Originally built in 1930 for the Meadville Theological School as administrative offices, classrooms, and library space, the building at 5701 S. Woodlawn Ave. has undertaken an extensive renovation led by Kliment Halsband Architects. The remodeled building, which opened its doors in spring 2015, now serves as the home of the Neubauer Collegium for Culture and Society. Through faculty research projects, a global fellows initiative, and exhibitions, the Neubauer Collegium creates new communities of inquiry and explores novel approaches to complex human questions at the University of Chicago and beyond.
The University’s adaptive reuse of the 16,000-square-foot building preserves its Neo-Gothic character while also embodying and supporting the vision and ideals for collaborative research that guides the Neubauer Collegium. Its redesign facilitates the ambitious research of faculty and visiting scholars from around the world by providing individual as well as shared spaces to pursue new approaches to questions that cut across disciplinary boundaries. The building is designed to incubate collaborative research and to engage a broader public in humanistic inquiry and discovery.
The plan for adaptive reuse preserved many of the historic elements of the original building, including its distinctive limestone façade, floor-to-ceiling wood paneling, staircases, and vintage light fixtures and fireplaces, while adding technologies to enable local and collaborative research. The building design attracts a larger public to the main floor gallery and the forum, an ideal space for conferences, seminars, and public events. There is a seamless flow between individual and collaborative research processes in the three dedicated floors above, which include: a spacious reading room; a collaborative studio for workshops, brainstorm sessions and project retreats; a state-of-the-art conference room; and, offices for eleven visiting fellows. The building meets 21st century academic needs, modern accessibility standards, and is LEED energy certified.

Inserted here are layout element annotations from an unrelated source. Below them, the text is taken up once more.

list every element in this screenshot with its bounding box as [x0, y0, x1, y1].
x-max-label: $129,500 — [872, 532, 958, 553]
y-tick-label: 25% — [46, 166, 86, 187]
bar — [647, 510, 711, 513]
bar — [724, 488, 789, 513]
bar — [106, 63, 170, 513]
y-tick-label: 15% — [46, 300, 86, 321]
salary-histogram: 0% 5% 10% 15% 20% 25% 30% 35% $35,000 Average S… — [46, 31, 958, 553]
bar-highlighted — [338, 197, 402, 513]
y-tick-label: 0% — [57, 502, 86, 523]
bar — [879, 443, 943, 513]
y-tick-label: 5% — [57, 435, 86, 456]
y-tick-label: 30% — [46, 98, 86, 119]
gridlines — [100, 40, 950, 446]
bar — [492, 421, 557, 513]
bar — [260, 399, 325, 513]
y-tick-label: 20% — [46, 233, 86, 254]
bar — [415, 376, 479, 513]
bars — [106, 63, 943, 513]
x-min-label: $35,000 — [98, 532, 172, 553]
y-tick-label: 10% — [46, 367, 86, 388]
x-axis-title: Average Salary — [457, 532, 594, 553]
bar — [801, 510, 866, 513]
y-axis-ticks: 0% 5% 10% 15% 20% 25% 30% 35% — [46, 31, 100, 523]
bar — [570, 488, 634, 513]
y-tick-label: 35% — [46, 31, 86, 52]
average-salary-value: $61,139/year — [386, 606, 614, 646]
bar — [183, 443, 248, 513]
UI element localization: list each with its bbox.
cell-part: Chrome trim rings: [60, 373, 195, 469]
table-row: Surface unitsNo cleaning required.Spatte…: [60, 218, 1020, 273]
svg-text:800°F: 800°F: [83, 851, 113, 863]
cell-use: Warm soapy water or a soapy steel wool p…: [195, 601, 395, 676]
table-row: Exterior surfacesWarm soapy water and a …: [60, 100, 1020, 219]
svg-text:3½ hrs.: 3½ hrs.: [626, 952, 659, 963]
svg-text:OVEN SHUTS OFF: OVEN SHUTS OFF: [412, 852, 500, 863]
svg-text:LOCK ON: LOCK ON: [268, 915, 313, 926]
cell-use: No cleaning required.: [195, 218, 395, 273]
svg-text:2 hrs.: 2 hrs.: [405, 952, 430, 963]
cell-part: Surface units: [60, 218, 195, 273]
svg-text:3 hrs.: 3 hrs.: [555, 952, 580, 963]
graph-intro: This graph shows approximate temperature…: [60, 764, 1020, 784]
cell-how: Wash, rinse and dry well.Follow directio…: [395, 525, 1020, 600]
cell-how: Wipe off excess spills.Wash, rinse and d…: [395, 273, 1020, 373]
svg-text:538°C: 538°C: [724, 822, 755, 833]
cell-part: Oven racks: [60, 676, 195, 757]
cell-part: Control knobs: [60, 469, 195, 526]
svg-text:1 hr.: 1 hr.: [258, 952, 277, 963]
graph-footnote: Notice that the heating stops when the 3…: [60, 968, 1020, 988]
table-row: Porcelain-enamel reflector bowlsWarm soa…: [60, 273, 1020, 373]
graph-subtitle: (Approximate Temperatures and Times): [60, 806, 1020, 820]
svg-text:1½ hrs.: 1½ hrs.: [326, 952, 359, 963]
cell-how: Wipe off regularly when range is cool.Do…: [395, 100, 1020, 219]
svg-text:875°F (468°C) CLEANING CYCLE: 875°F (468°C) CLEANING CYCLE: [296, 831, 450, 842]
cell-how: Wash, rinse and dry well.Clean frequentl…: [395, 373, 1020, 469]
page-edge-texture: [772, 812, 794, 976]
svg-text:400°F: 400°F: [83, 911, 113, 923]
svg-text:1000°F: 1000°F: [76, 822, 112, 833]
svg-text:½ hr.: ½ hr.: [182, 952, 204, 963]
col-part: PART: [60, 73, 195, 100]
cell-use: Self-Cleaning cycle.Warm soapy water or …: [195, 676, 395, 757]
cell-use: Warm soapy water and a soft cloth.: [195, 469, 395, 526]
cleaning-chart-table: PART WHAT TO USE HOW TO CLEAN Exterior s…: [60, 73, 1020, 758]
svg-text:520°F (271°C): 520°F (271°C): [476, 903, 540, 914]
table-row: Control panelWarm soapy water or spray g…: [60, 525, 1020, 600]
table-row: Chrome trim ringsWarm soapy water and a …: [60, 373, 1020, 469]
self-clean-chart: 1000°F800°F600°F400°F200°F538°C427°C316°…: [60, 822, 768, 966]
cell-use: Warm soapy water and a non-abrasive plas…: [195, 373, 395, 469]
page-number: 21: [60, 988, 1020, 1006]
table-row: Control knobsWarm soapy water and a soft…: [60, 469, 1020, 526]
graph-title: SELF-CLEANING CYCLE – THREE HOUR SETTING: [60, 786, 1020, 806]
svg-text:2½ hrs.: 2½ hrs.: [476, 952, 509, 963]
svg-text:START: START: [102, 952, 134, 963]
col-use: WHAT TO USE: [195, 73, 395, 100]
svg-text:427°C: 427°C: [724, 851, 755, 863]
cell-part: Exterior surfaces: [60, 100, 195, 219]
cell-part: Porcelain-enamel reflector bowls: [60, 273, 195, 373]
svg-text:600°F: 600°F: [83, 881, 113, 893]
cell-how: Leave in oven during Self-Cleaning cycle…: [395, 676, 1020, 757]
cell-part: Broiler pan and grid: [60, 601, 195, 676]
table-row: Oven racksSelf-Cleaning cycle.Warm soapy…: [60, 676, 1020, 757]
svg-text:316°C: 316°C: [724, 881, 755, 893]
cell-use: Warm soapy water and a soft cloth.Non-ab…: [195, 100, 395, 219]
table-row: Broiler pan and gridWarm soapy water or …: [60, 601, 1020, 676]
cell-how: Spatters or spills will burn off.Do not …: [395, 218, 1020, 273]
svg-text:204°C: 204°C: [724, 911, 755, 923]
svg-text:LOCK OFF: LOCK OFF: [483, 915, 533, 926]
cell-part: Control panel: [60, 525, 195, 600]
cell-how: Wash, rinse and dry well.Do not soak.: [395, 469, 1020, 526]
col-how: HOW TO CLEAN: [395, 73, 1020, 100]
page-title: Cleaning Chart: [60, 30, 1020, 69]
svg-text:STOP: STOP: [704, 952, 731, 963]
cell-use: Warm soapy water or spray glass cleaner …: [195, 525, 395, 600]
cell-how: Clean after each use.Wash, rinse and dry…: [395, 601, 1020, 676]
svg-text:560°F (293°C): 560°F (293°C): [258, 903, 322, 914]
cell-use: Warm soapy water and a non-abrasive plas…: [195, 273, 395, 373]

The Neubauer Collegium is named in honor of Joseph Neubauer (MBA '65) and Jeanette Lerman-Neubauer, whose landmark gift to the University is among the largest in support of the humanities and social sciences in the institution’s history. In its first four years, it will have supported 54 collaborative research projects led by more than 125 Faculty Fellows, with 38 Neubauer Collegium Visiting Fellows from 15 countries, and over 250 short-term visiting collaborators.